Caputo’s plan B to recover the resources that were taken from him in the Senate

Caputo’s plan B to recover the resources that were taken from him in the Senate
Caputo’s plan B to recover the resources that were taken from him in the Senate

“The zero deficit is not negotiated in any way. That is to say, they are going to have to take me out dead, from La Rosada, to manage to break the fiscal deficit.” The warning that Javier Milei made on Thursday in La Rural has already been internalized by the economic team. And, at this time, they are preparing for a new round around the Bases Law to reverse the rejection in the Senate of the increase in the Income Tax and the reduction in Personal Assets.

The initiatives are part of the fiscal package with which the Minister of Economy, Luis Caputo, seeks to increase collection by almost 1 point of GDP. According to their calculations, the reduction of the floor in Earnings to salaries of $1.8 million gross in single workers and $2.2 million in employees with two children contributes 0.4% of GDP, while Personal Assets, along with other measures, adds 0.5% of GDP, through a regime to advance payment for five years.

In this framework, from Economía they point out that the parliamentary debate “has not yet ended” and they are betting on a rematch in Deputies, where the two modified projects will be discussed again. They expect the changes to be rejected and the source versions ratified. Like Earnings and Personal Assets They were voted in the Senate by 37 to 35 by a simple majority, The ruling party with a simple majority in Deputies “insists on its text and it is law,” they say.

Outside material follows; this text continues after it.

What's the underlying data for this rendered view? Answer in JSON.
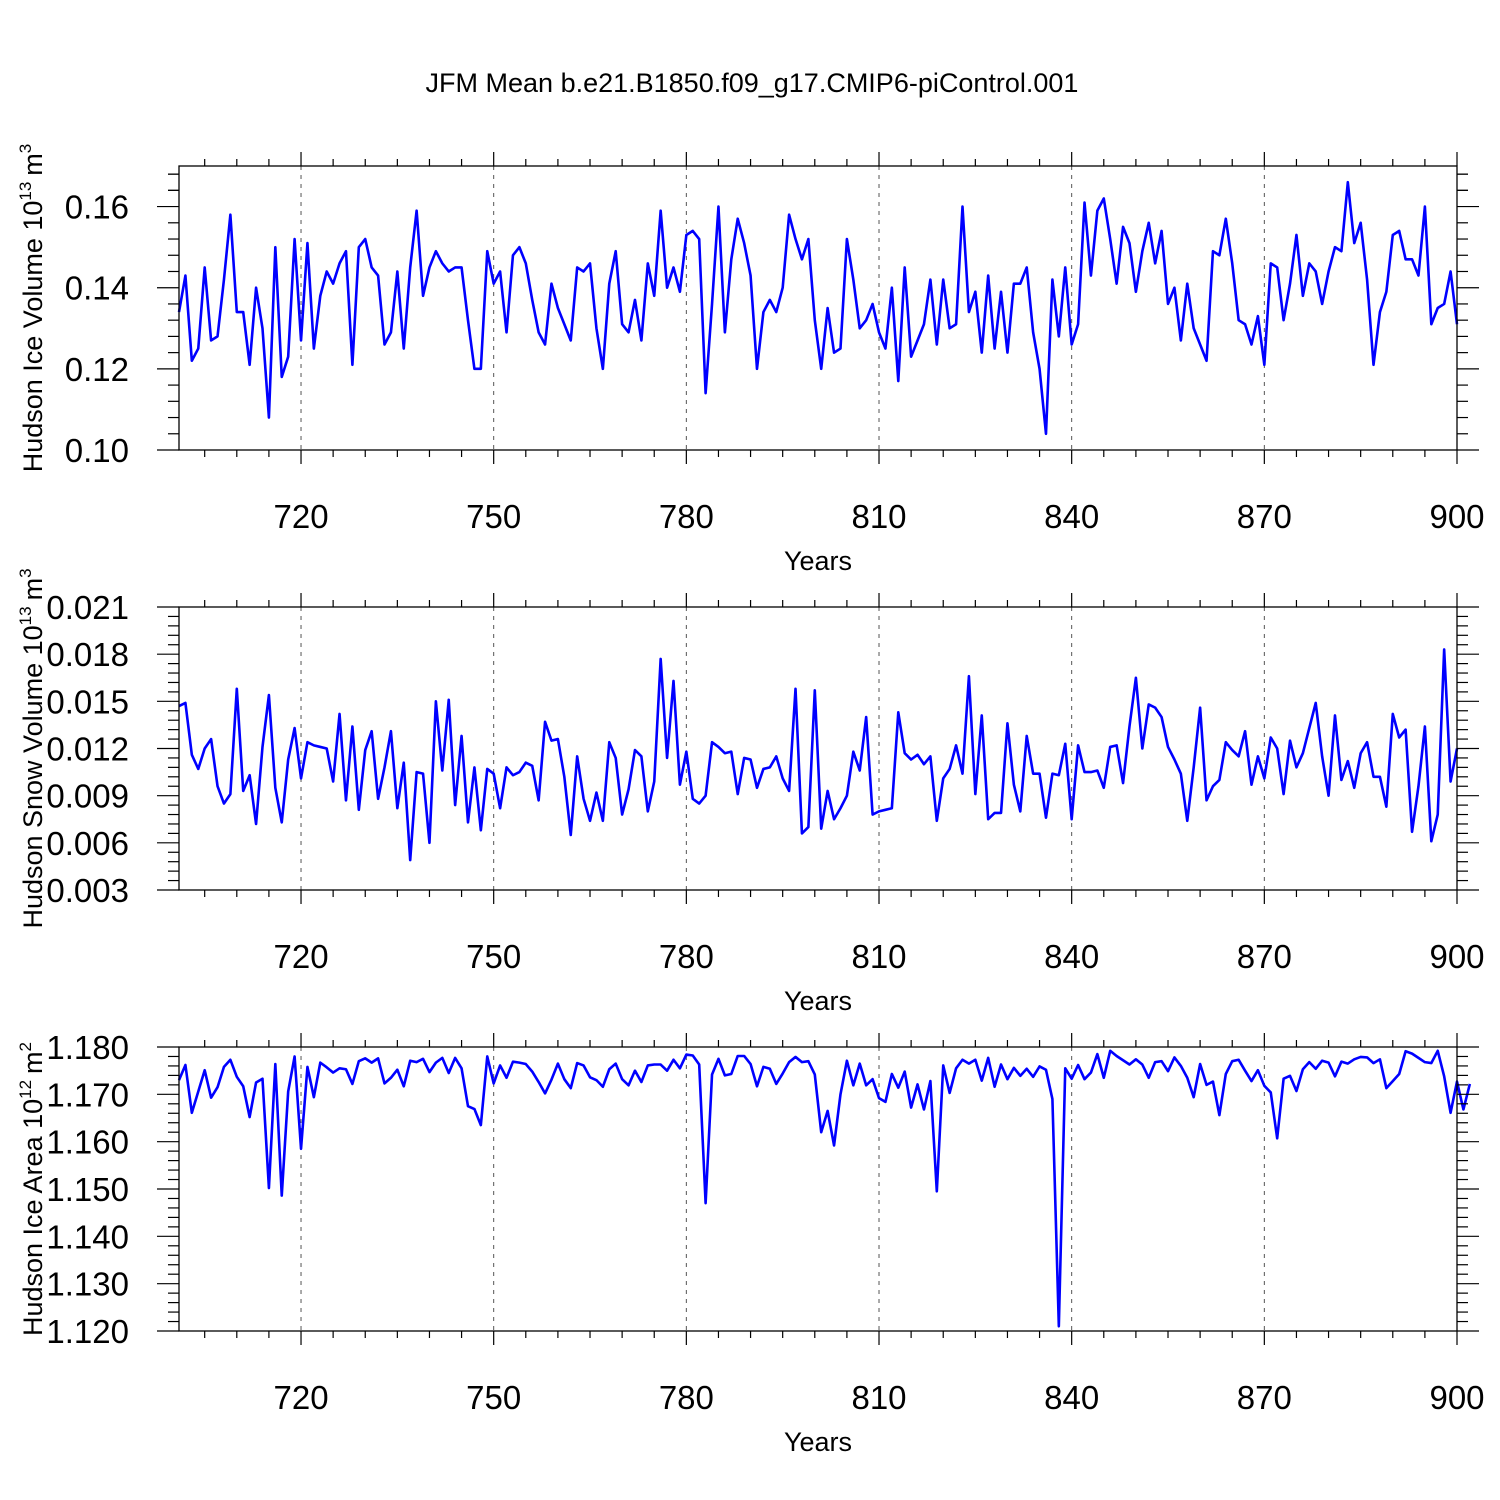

Caputo needs the resources to fulfill one of the promises he made last week, when he promised to reduce the PAIS tax from 17.5 to 7.5% once the reforms are approved in Congress. The measure is part of the agreement with the Monetary Fund and is a key signal to begin the exit from the stocks, but close to the minister they recognize that the emptying of the fiscal package “prevents” touching that tax due to its impact on the accounts.

The approval of the Bases Law and part of the fiscal package in the Senate aroused enthusiasm in Wall Street banks, where they celebrated the “first political victory” of Javier Milei in the midst of police repression of the protests. JP Morgan noted in a report that “softened” the large investment regime (RIGI) and privatizations, as the list was reduced, but warned that the “main setback” was the rejection in Profits and Personal Assets.

According to the United States Bank, the two changes represented an additional collection of 0.5% of GDP, while the moratorium and money laundering added another 0.2% of GDP. For taxpayers, the regularization of assets would no longer have the same appeal without the reform in Personal Assets. The fact is that, although the rejected point creates a regime to advance payments, it also provides for a reduction in the rates to reinforce money laundering.

In this context, Caputo’s team insists that the zero deficit is “non-negotiable.” They still do not hypothesize what would happen if Deputies fail to reinstate the heart of the fiscal package. And if they fail, only then will they see where the resources come from, while analysts already evaluate alternatives. ““Some taxes on fuels that have not yet been adjusted may increase and the tobacco tax will also add up.”said Santiago Bulat, director of Invecq.

According to Ieral, the fall of both reforms generates a collection loss during 2024 of between 0.23% and 0.75% of GDP. “Because these are taxes that are shared with provinces, the cost for the provinces for lower automatic transfers would be between 0.13% and 0.44% of GDP, while the loss for the National Public Sector (SPN) would be between 0. .10% and 0.31% of GDP,” estimated Marcelo Cappello, economist at the institute.